Mas os padres tiveram de sentir aí, pela primeira vez,
que se formara na família imperial uma resistência contra
eles; o príncipe herdeiro protestava contra o fato de estar
seu pai usando um remédio desconhecido na China, e afirmava
que ninguém sabia ao certo se esse remédio não iria
prejudicar a saúde dele. Dado, porém, que o estado de Kang-hi
ia piorando cada vez mais, ficou resolvido que quatro
príncipes experimentassem, primeiro, o efeito do medicamento
em si mesmos. Depois que essa experiência foi coroada de um
feliz resultado, o imperador resolveu também experimentar as
cascas dos jesuítas. No dia imediato não apareceu o esperado
acesso de febre, e a mesma coisa aconteceu nos dias
subseqüentes. Logo depois do seu restabelecimento Kang-hi foi
do palácio à cidade acompanhado de grande séquito. E o que
nunca acontecera, estava acontecendo agora: permitiu ele ao
povo, que, aliás, por ocasião das excursões do imperador era
escorraçado das ruas, nelas permanecesse. Em sua companhia
achavam-se os quatro padres Gerhilon, Bouvet, Fonteney e
Visdelon; tiveram eles licença para permanecer de pé,
enquanto os próprios mandarins mais elevados eram obrigados a
se prostrar de joelhos e tocar o solo com a fronte.

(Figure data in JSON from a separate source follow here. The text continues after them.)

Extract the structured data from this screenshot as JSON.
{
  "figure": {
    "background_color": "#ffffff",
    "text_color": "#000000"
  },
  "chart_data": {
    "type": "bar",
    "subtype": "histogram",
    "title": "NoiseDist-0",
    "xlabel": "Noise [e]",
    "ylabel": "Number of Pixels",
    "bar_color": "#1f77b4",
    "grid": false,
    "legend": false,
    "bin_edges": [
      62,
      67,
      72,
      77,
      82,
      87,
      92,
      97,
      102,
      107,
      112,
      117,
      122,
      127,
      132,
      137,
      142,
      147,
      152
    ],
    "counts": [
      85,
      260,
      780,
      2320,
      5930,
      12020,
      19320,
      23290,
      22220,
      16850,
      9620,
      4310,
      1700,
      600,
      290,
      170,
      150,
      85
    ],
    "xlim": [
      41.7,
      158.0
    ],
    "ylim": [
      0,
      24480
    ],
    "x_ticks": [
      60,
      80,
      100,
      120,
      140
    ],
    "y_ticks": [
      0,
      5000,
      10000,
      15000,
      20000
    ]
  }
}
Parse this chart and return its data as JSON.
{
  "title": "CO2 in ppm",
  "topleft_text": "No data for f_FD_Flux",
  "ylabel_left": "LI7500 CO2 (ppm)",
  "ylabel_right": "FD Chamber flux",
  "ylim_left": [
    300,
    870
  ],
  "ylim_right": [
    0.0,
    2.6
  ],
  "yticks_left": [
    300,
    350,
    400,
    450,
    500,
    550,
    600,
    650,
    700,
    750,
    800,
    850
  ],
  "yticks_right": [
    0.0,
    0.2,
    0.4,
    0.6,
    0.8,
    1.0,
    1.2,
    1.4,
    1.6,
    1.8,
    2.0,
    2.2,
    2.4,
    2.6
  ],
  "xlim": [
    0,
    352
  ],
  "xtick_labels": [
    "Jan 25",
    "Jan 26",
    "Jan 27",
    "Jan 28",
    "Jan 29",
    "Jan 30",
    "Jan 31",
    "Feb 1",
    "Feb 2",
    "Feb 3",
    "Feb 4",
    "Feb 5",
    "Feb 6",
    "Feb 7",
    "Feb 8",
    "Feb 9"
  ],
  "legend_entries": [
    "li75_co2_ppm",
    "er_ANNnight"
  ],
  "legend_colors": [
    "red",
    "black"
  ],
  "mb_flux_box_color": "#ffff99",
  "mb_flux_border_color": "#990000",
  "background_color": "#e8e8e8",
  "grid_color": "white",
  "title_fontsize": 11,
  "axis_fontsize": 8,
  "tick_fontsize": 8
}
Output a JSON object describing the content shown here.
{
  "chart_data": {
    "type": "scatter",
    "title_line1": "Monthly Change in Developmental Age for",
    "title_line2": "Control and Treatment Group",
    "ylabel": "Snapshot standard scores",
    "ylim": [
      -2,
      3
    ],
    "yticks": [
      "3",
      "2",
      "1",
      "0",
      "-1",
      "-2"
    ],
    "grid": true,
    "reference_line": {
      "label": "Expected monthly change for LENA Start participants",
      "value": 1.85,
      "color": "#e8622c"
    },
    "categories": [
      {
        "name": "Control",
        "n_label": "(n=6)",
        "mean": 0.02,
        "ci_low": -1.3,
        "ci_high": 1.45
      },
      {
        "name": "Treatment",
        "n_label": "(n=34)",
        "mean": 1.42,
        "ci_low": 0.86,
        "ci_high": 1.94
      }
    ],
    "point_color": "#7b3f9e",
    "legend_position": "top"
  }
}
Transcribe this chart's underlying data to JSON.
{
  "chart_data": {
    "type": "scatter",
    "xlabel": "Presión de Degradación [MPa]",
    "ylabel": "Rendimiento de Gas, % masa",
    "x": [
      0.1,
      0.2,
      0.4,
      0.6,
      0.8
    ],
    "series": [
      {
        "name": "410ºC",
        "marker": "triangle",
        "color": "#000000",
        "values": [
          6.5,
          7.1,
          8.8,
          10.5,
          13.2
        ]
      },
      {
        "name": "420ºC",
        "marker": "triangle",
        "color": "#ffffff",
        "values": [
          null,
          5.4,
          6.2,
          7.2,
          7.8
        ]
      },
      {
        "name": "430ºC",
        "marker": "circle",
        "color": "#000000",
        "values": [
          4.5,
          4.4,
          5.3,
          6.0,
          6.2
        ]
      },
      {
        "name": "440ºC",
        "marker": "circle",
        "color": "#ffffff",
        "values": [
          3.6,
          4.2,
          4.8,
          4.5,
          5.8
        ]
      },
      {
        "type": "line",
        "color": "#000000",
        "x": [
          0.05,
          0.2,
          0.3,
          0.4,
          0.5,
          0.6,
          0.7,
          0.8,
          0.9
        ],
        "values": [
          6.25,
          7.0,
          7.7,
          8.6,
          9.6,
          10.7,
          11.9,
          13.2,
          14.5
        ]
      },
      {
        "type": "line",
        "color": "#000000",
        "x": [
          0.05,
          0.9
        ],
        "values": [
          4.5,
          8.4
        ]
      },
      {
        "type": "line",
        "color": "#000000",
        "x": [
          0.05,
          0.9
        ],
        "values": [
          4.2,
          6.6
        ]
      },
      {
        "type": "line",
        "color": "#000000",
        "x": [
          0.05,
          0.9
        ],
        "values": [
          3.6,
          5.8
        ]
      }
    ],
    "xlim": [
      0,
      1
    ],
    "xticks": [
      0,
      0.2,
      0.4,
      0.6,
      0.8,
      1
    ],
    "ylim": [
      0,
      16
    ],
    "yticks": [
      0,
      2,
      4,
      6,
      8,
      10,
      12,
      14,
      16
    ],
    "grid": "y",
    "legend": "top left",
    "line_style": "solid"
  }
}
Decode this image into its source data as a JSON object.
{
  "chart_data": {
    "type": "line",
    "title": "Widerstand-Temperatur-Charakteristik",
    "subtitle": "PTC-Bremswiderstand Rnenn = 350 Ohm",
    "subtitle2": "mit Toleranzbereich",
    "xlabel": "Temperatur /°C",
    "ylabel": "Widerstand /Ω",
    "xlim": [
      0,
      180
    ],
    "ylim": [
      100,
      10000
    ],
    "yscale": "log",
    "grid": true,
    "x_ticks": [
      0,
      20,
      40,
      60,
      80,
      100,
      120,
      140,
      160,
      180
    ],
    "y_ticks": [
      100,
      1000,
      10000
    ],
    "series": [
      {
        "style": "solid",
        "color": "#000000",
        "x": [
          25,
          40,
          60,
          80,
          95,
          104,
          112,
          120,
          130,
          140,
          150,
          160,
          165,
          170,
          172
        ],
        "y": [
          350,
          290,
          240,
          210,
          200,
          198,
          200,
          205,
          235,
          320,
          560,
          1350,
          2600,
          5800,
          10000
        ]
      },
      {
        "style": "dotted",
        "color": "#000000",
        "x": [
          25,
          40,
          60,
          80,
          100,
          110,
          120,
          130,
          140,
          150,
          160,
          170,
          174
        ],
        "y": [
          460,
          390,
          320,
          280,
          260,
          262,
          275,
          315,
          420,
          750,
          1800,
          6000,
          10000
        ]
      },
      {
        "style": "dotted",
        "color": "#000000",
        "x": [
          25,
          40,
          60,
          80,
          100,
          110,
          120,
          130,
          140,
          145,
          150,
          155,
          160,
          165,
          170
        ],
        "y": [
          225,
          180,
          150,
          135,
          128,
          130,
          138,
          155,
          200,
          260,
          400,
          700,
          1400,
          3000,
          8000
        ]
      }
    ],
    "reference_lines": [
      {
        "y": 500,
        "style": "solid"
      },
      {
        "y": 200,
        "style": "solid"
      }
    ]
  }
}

O imperador, então, voltado para os missionários disse
em voz alta: “ Vós europeus me haveis servido sempre com zelo
e dedicação e, até o dia de hoje, não tenho razão para vos
fazer a menor acusação. Muitos chineses desconfiam de vós,
mas eu, que fiz observar todos os vossos passos
cuidadosamente, estou tão convencido da vossa correção e
sinceridade, que declaro alto e bom som: é necessário que
acreditem em vós e que em vós confiem!” Em seguida a isso
Kang-hi narrou ao povo que estivera doente, e que os
estrangeiros tinham restaurado a sua saúde.
Os jesuítas haviam salvo o soberano duas vezes; numa
terceira vez, quando ele regressou da caça atacado de uma
grave pneumonia, o mais que puderam fazer foi lhe suavizar a
morte. Acalmaram-lhe o coração, que pulsava violentamente,
com o emprego de um electuario, e depois deram-lhe a beber do
seu vinho de missa, o qual eles mandavam vir todos os anos de
Manila; era o sangue de Cristo, declararam eles ao imperador,
e o vinho do altar cristão deu ao enfermo, na realidade,
forças de novo por algum tempo, Kang-hi morreu cheio de
respeito pelo Deus dos cristãos, o qual o ajudara a passar as
últimas horas de sua vida sem sofrimento e com ânimo
tranqüilo.
Mas em toda a China haviam se espalhado, nesse meio
tempo, os rumores referentes aos milagrosos remédios dos
europeus. Centenas de enfermos afluíram para junto dos
padres, e todos eles receberam tratamento médico. Com isso
tiveram os missionários muitíssimas oportunidades de falar a
respeito de sua religião e induzir ao batismo as pessoas
curadas, cheias de agradecimentos. Assim é que, agora, foram
conquistadas muitas almas para o reino de Cristo, graças a
pílulas francesas, pós índicos e vinho espanhol.